The author of this article gives a more balanced POV than mine. I think most (maybe overwhelming majority) of publicized vibe coding projects are complete technical virtue signaling.
With agentic loops, you specify what you want and it continues to do stuff until ‘it works’. Then publish. Its takes less time and attention. So projects are less thought out and less tested as well.
In the end, I think it’s not about how a project was created. But how much passion and dedication went into it. It’s just that the bar got lowered.
Every market on some level can be analogized to a common and simple market.
One of the common examples in management books is the signage industry. You can have custom logos custom molded, extruded, embossed, carved, or at least printed onto a large, professional-looking billboard or marquee size sign. You can have a video billboard. You can have a vacuum formed plastic sign rotating on top of a pole. At the end of the day, though, your barrier to entry is a teenager with a piece of posterboard and some felt-tipped markers.
What has happened is that as the coding part has become easier, the barrier to entry has lowered. There are still parts of the market for the bespoke code running in as little memory and as few CPU cycles as possible, with the QA needed for life-critical reliability. There’s business-critical code. There’s code reliable enough for amusement. But the bottom of the market keeps moving lower. As that happens, people with less skill and less dedication can make something temporary or utilitarian, but it’s not going to compete where people have the budget to do it the higher-quality way.
How much an LLM or any other sort of agent helps at the higher ends of the market is the only open question. The bottom of the market will almost certainly be coded with very little skilled human input.
I think it's often genuine excitement to share a thing - without quite processing that anybody with the same idea can now build it (for simple- to mid-complexity projects).
The novelty of "new thing! That would have been incredibly hard a decade ago!" hasn't worn off yet.
This isn't the first time something like this has happened.
I would imagine that people had similar thoughts about the first photographs, when previously the only way to capture an image of something was via painting or woodcutting.
When movies first came out they would film random stuff because it was cool to see a train moving directly at you. The novelty didn't wear off for years.

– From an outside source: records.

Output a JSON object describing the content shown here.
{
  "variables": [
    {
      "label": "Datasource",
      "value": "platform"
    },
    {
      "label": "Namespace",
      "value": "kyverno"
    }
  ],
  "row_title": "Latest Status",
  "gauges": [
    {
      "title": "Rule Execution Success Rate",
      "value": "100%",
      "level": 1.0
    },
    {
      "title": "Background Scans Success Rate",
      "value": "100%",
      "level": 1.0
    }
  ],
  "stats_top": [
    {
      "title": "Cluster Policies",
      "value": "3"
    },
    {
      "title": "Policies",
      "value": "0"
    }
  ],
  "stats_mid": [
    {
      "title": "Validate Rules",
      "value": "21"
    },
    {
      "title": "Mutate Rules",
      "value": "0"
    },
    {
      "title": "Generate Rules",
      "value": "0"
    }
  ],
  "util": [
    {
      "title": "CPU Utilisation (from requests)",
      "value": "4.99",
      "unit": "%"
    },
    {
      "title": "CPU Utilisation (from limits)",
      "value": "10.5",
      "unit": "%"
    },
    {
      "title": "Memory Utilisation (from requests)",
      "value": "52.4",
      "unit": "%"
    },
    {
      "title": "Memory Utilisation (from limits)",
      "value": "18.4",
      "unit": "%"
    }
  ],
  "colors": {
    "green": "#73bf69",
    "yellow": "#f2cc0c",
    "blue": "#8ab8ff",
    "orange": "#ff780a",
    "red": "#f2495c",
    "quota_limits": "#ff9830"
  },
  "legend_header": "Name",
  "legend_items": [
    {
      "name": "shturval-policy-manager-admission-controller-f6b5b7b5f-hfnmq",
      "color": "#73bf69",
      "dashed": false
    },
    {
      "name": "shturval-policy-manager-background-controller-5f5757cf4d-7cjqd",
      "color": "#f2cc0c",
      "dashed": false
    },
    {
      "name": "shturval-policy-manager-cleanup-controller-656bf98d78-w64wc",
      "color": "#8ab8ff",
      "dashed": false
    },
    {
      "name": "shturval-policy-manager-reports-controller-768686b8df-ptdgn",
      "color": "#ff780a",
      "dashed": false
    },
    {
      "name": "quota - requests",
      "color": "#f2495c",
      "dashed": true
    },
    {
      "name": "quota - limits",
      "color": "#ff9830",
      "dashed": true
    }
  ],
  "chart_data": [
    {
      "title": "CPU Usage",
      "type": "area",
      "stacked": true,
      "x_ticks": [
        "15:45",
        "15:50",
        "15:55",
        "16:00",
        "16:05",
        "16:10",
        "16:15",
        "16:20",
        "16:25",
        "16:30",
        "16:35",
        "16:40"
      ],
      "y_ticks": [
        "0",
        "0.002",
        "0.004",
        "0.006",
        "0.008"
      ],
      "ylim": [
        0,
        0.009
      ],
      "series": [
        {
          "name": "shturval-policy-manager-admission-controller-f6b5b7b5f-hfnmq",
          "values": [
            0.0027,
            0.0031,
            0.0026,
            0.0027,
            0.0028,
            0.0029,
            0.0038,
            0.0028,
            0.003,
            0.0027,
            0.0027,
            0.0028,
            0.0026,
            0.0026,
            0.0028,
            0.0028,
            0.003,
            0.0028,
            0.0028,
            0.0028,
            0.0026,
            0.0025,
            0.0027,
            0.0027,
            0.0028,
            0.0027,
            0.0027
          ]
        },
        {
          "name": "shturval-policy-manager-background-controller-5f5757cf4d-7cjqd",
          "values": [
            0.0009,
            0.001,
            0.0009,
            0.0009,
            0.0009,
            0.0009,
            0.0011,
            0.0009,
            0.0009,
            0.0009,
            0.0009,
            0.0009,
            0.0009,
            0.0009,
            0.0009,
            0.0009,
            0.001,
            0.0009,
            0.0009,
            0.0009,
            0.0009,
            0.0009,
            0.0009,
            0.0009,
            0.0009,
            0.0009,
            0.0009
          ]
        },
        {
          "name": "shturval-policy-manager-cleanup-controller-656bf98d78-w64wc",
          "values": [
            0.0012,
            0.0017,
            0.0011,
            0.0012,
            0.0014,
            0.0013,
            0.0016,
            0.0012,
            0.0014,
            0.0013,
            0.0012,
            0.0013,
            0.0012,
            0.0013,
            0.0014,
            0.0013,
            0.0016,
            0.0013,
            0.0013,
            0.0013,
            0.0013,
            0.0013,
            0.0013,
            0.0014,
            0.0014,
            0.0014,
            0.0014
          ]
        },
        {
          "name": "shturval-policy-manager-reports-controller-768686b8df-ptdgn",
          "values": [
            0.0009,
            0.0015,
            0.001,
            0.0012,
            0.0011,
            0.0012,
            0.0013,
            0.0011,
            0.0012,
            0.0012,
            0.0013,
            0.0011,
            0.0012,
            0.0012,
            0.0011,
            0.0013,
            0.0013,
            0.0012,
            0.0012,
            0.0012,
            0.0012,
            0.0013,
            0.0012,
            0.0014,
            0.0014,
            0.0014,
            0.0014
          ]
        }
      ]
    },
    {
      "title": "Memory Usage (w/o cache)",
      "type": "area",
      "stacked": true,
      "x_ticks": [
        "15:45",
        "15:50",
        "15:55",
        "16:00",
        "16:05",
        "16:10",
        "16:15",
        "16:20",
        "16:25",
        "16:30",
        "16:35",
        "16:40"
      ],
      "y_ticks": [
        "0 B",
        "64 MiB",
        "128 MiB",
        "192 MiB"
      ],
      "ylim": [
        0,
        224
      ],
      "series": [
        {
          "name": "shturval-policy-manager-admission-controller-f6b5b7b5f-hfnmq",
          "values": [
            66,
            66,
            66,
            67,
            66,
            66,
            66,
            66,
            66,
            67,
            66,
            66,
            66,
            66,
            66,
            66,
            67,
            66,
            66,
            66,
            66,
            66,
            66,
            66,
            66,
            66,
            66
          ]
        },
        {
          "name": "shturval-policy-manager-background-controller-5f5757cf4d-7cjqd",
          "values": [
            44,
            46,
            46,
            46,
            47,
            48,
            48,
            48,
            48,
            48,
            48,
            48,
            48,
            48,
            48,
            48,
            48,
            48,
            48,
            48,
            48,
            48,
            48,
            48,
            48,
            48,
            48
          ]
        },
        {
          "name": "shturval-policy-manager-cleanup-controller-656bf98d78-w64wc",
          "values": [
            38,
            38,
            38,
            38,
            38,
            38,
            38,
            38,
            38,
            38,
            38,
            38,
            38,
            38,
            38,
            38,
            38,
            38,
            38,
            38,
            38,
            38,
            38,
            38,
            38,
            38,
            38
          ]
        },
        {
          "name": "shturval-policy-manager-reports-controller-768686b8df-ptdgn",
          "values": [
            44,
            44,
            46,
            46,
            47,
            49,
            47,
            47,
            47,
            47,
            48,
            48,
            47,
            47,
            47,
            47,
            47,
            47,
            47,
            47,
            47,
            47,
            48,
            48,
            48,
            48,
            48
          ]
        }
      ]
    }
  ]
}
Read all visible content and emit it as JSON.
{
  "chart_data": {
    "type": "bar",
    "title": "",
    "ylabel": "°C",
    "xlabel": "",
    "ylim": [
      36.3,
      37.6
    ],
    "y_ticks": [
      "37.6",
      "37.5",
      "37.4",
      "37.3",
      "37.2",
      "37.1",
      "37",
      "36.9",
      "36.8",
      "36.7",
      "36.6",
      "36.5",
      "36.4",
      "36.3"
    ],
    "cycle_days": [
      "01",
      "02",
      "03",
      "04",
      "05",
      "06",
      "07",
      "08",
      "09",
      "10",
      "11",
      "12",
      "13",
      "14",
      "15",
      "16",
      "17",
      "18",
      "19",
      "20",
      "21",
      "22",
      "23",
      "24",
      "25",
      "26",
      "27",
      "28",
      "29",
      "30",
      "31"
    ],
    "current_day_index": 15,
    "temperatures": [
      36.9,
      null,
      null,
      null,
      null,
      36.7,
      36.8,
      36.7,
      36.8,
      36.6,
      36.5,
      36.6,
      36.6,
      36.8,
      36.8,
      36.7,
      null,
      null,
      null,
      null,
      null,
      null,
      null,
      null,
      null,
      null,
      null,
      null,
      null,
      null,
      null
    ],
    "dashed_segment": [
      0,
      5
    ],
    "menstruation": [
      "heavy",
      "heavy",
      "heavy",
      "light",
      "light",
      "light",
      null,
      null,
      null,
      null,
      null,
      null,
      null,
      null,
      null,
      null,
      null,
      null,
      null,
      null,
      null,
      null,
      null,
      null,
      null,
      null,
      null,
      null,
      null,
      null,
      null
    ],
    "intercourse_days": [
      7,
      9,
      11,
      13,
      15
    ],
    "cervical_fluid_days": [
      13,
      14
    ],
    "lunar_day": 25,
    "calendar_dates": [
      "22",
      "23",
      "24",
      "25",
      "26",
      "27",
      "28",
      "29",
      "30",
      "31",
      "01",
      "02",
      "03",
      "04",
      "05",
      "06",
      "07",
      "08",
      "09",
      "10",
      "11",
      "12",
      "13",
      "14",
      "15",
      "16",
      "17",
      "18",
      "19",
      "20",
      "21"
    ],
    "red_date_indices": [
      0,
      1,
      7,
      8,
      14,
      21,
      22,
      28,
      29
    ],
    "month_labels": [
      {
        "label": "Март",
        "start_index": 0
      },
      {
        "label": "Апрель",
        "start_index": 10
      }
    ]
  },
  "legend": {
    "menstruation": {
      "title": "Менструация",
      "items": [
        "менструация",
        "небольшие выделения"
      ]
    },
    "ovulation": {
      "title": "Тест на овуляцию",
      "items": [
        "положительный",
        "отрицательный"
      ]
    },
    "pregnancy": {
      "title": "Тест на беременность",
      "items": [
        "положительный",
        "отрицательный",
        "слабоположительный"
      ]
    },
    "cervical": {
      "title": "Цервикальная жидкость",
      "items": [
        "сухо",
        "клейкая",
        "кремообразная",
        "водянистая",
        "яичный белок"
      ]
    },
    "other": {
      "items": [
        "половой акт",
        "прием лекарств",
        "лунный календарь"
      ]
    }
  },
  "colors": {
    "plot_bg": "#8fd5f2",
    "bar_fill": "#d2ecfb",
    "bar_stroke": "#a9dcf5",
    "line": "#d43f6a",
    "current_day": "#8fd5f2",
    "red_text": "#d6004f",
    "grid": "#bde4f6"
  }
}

There was something someone said in a comment here, years and years ago (pre AI), which has stuck with me.
Paraphrased, "There's basically no business in the Western world that wouldn't come out ahead with a competent software engineer working for $15 an hour".
Once agents, or now claws I guess, get another year of development under them they will be everywhere. People will have the novelty of "make me a website. Make it look like this. Make it so the customer gets notifications based on X Y and Z. Use my security cam footage to track the customer's object to give them status updates." And so on.
AI may or may not push the frontier of knowledge, TBD, but what it will absolutely do is pull up the baseline floor for everybody to a higher level of technical implementation.
And the explosion in software produced with AI by lay-people will mean that those with offensive security skills, who can crack and exploit software systems, will have incredible power over others.
I have a similar feeling to people who upload their AI art to sites like danbooru. Like I guess I can understand making it for yourself but why do you think others want to see it
xkcd turned stick figure drawings into an art form. sometimes it is not about how something was created, but about the story being told.
some people build apps to solve a problem. why should they not share how they solved that problem?
i have written a blog post about a one line command that solves an interesting problem for me. for any experienced sysadmin that's just like a finger painting.
do we really need to argue if i should have written that post or not?
Even if status-signaling through this vector loses it's lustre, AI slop (agentic or otherwise) will not, and some of that slop will take on the guise of "vibe-coding" projects.
I mean I guess, but you and I are not going to see eye to eye on so-called "virtue signaling" so it isn't the burn you think it is. Virtue signaling is just a fancy term for shaming, right? Shaming serves society by moderating behavior that is unethical or immoral but not illegal. It serves a real purpose to keep us from sliding into a world where we act on our base instincts. Sure people can be a dick about it and be smug and superior, but it is really easy to roll your eyes and move on instead of getting triggered by it.
In the end, I think it’s not about how a project was created. But how much passion and dedication went into it. It’s just that the bar got lowered.